I’ve spoken to many unmarried fellas and they tell me that they can’t wait to be married so that they can enjoy the deed with their princesses. often times, I’ve told them that it’s not what they envision it to be and that most married couples don’t really do the deed that much as the seasons pass. It’ll be so nice to tell the young'ns one day -  "yeah, you just wait boy! its gonna be SOOOOO GOOD!“

perspective of the father-in-law by jee

Been watching a marriage series called “Lifelong Love” taught by Gary Thomas. If you don’t know who Gary Thomas is (please) put him on your marriage guru list. The guy knows his schtuff. Each of the video sessions is chock-full of GOLDEN better-your-marriage-via-God nuggets.

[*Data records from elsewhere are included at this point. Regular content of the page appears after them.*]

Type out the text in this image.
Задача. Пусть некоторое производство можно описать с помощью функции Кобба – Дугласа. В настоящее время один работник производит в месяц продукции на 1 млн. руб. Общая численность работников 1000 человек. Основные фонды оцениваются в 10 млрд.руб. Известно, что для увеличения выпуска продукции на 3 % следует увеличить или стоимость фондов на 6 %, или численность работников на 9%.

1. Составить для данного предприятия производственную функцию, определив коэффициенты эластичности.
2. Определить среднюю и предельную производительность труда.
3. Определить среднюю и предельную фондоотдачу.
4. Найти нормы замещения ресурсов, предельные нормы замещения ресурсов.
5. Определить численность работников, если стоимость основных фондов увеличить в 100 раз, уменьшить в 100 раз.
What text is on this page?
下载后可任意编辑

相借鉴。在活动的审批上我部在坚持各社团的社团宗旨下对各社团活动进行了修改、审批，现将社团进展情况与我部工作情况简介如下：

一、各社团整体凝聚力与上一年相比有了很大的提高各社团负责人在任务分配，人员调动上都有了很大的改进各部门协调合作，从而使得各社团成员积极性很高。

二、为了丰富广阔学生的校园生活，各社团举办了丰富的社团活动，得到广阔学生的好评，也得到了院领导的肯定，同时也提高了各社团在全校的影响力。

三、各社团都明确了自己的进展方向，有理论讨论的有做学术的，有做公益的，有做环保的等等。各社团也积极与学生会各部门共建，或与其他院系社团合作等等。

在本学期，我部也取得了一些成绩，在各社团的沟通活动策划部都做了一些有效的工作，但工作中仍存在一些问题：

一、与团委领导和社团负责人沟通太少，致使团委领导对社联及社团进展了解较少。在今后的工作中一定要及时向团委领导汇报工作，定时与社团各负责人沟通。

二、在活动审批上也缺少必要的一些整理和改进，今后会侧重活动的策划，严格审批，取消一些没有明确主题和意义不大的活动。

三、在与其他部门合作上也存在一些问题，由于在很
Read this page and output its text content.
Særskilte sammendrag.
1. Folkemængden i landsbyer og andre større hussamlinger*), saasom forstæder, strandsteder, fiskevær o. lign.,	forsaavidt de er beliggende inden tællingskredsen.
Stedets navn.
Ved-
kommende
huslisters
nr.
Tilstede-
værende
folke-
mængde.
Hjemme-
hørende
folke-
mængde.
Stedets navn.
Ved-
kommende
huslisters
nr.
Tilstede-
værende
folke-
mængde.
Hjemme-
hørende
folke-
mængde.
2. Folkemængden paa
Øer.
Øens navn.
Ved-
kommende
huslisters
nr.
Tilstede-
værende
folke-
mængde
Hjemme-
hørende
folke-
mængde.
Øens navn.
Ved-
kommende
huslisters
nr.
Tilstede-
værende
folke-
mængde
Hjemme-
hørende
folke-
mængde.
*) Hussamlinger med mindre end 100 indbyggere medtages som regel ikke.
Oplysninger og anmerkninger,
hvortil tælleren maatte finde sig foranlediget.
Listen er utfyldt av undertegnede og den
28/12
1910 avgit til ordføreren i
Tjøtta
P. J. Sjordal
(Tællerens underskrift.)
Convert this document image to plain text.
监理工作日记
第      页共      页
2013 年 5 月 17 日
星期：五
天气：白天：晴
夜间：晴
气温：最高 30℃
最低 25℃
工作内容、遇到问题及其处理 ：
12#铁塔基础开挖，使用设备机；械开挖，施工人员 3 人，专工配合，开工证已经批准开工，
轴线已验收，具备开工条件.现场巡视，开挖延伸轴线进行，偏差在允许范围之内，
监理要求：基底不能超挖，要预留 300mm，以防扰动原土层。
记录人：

Obviously, we (at least I) can’t retain ALL the golden nuggets especially if you have a 40-year-old brain like mine…but the one nugget I have been pondering a lot these past couple days is the one that deals with taking the perspective of being my wife’s father and looking at our marriage conflicts and negative actions via the lens of Jane’s father. I have an issue with anger when we have conflicts and I tend to get loud when I am angry. It really hurts my wife. How do I know? She’s told me so (on many many occasions). I get that it hurts her, but my perspective was always - “this is how we dealt with conflict in my family growing up - the loudest wins!” I never thought that I would get beyond that justification in dealing with this. But after the video session I’ve been pondering this idea that we need to consider how we treat our spouses from the in-laws perspective. I have daughters, so what works for me is seeing my actions played out by my future son-in-law.  If this dude, screamed at my dear Emilie or Elizabeth - how would that make me feel?  Even if I knew that it was how the guy was brought up. I’d be furious and would slap the guy silly. All this to say that this whole concept of the in-law perspective has rocked me to the core. I feel ashamed of my past actions and having hurt my wife so much. She is to be cherished and understood in the same way that you would want your daughter to be cherished and understood by her husband. Grateful for this nugget! God, help me to never forget this when conflicts arise.